This is really cooking for one, with yummy leftovers. I guess you could make less, but why?
Noodles with Pork and Peanuts
- 1 lb pork, cut into thin strips
- Dry sherry
- 1 bundle soba (buckwheat noodles), cooked, drained, and drizzled with sesame oil
- 1/4 cup crushed peanuts
- 1/4 cup chopped cilantro
- Grapeseed oil or extra virgin olive oil
- 1 cup sliced mushrooms
- 1/4 cup thinly sliced onion
- 1/4 cup fresh ginger, cut into thing slivers
- 1 large clove garlic, chopped
- 1 cup snow peas
- 1/2 cup broth
- 2 TBSP cornstarch
- 1 TBSP natural peanut butter (no sugar)

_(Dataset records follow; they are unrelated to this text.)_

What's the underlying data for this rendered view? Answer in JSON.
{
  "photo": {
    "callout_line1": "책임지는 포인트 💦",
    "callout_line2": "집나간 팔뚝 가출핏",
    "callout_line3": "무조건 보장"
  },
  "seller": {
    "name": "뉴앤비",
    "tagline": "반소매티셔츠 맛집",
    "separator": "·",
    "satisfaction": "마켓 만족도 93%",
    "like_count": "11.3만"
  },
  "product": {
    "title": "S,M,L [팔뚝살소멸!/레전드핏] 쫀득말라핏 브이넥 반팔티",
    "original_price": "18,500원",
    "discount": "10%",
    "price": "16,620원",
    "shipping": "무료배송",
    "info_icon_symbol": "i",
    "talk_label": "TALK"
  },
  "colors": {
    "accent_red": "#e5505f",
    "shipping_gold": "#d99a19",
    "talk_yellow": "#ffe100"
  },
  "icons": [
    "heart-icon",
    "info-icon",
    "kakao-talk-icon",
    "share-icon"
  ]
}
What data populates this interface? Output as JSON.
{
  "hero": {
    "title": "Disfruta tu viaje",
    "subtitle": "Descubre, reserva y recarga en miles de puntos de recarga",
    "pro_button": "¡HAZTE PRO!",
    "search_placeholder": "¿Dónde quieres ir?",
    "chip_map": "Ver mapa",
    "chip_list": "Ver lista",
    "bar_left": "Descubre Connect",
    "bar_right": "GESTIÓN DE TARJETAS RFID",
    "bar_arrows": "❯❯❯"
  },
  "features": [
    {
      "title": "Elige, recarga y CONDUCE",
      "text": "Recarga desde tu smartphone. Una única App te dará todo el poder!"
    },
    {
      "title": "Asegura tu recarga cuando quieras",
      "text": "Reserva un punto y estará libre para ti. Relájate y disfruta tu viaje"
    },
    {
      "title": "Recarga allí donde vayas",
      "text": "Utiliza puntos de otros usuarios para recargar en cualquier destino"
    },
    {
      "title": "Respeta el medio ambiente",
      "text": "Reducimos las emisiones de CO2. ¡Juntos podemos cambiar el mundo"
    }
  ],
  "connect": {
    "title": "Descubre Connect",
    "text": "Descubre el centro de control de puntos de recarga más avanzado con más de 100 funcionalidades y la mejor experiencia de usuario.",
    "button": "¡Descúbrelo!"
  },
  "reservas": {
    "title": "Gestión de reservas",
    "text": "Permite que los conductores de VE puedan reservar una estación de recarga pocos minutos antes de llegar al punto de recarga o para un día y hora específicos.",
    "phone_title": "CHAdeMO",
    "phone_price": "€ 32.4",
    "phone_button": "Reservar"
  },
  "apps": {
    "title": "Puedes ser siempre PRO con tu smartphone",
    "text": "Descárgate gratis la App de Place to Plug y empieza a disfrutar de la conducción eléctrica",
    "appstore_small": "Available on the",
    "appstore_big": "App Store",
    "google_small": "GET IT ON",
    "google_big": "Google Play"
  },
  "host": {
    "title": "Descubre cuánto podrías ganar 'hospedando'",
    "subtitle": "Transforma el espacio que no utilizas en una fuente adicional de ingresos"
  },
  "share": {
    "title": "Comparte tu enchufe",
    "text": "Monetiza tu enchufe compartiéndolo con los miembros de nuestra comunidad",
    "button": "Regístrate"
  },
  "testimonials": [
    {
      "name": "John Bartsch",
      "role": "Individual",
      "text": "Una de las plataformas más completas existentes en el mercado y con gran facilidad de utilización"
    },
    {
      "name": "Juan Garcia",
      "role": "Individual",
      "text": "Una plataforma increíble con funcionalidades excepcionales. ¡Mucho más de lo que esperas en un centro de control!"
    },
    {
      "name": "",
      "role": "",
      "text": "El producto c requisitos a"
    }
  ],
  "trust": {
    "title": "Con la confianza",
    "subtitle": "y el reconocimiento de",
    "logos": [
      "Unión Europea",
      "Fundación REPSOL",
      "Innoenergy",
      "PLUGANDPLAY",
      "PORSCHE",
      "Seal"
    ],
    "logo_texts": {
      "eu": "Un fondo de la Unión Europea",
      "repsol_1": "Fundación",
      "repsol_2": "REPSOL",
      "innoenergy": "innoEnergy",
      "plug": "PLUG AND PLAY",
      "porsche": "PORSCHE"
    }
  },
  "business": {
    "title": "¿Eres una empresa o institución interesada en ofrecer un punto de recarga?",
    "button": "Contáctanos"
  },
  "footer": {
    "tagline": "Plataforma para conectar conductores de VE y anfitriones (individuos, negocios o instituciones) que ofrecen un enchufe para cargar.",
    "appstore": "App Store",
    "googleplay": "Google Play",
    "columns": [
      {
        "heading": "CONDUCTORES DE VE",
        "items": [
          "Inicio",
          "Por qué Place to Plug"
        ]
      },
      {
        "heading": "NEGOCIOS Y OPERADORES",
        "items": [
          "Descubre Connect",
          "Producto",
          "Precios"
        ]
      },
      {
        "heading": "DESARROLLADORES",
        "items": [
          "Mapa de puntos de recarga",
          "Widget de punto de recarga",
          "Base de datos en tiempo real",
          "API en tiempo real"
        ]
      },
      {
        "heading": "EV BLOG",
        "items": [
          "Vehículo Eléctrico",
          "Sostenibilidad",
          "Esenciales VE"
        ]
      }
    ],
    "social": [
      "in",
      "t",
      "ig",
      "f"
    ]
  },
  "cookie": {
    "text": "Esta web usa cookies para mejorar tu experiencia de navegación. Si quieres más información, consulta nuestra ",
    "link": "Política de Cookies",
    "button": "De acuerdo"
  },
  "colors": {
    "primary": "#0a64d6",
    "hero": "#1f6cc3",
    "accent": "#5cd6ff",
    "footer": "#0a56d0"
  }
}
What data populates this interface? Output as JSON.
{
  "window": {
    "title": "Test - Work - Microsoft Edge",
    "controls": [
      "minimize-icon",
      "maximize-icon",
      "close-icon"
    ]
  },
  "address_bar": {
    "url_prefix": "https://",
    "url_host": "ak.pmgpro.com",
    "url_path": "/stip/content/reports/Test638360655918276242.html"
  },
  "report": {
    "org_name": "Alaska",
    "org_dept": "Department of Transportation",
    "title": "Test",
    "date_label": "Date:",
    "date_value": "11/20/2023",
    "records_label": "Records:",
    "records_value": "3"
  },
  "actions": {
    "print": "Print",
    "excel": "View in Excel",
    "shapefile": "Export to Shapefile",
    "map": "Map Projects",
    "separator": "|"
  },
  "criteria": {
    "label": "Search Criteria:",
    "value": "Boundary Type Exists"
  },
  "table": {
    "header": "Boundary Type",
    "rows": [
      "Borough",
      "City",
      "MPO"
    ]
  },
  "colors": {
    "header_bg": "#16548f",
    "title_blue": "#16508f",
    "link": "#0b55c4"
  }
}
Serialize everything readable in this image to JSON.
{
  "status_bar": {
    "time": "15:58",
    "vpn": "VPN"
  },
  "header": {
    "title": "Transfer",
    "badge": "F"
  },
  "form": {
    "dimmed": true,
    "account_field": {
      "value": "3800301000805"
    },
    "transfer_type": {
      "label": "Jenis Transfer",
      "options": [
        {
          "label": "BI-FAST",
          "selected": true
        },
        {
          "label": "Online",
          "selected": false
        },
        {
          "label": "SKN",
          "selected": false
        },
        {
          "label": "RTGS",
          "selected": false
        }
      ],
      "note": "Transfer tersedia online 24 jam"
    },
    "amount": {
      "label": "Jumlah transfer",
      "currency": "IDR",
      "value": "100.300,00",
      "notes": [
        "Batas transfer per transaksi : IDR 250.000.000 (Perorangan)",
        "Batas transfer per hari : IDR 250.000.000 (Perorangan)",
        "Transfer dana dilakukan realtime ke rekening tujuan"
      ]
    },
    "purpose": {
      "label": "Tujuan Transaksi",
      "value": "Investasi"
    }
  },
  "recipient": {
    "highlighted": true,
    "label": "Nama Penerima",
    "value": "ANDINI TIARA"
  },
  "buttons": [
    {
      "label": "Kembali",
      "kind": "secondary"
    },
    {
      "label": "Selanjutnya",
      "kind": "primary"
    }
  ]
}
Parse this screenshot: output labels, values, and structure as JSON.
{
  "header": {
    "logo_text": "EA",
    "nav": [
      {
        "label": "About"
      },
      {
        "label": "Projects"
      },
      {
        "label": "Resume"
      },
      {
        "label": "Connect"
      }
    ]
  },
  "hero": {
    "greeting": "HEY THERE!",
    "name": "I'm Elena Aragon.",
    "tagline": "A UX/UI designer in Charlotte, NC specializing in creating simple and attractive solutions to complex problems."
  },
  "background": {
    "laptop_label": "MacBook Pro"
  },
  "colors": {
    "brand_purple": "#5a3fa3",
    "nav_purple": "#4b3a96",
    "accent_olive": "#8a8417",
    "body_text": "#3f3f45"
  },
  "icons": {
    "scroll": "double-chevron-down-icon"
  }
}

- 1 cup warm broth (may need more so heat extra)
- 1 TBSP oyster sauce (Asian section of grocery store)
- 1 tsp sesame oil
- Soy sauce (optional)
- 1/4 tsp red pepper flakes (optional)
- Place pork in a bowl, sprinkle with cornstarch, and drizzle with sherry. Stir to combine well. Set aside.
- In a large bowl, put cooked soba, peanuts, and cilantro.
- Heat a couple tablespoons of oil in a skillet. When hot, saute pork in two batches so you don't overcrowd the pan. Add to bowl with noodles when cooked.
- Heat more oil and saute mushrooms. Don't overcook them. Add to bowl with noodles when cooked.
- Add a little more oil to skillet. Cook onion and ginger. Onions need to cook slightly before you add garlic. While you're cooking the onions, etc., combine 1/2 cup broth and cornstarch and set aside. When garlic has cooked slightly, combine all sauce ingredients and add to pan.
- After everything is heated through, stir cornstarch / broth mixture together well, and drizzle it into pan while stirring the snow pea mixture constantly. Just add enough to bring it to the thickness you want. If you make it too thick, add broth.
- Mix noodle mixture with sauce mixture. Enjoy!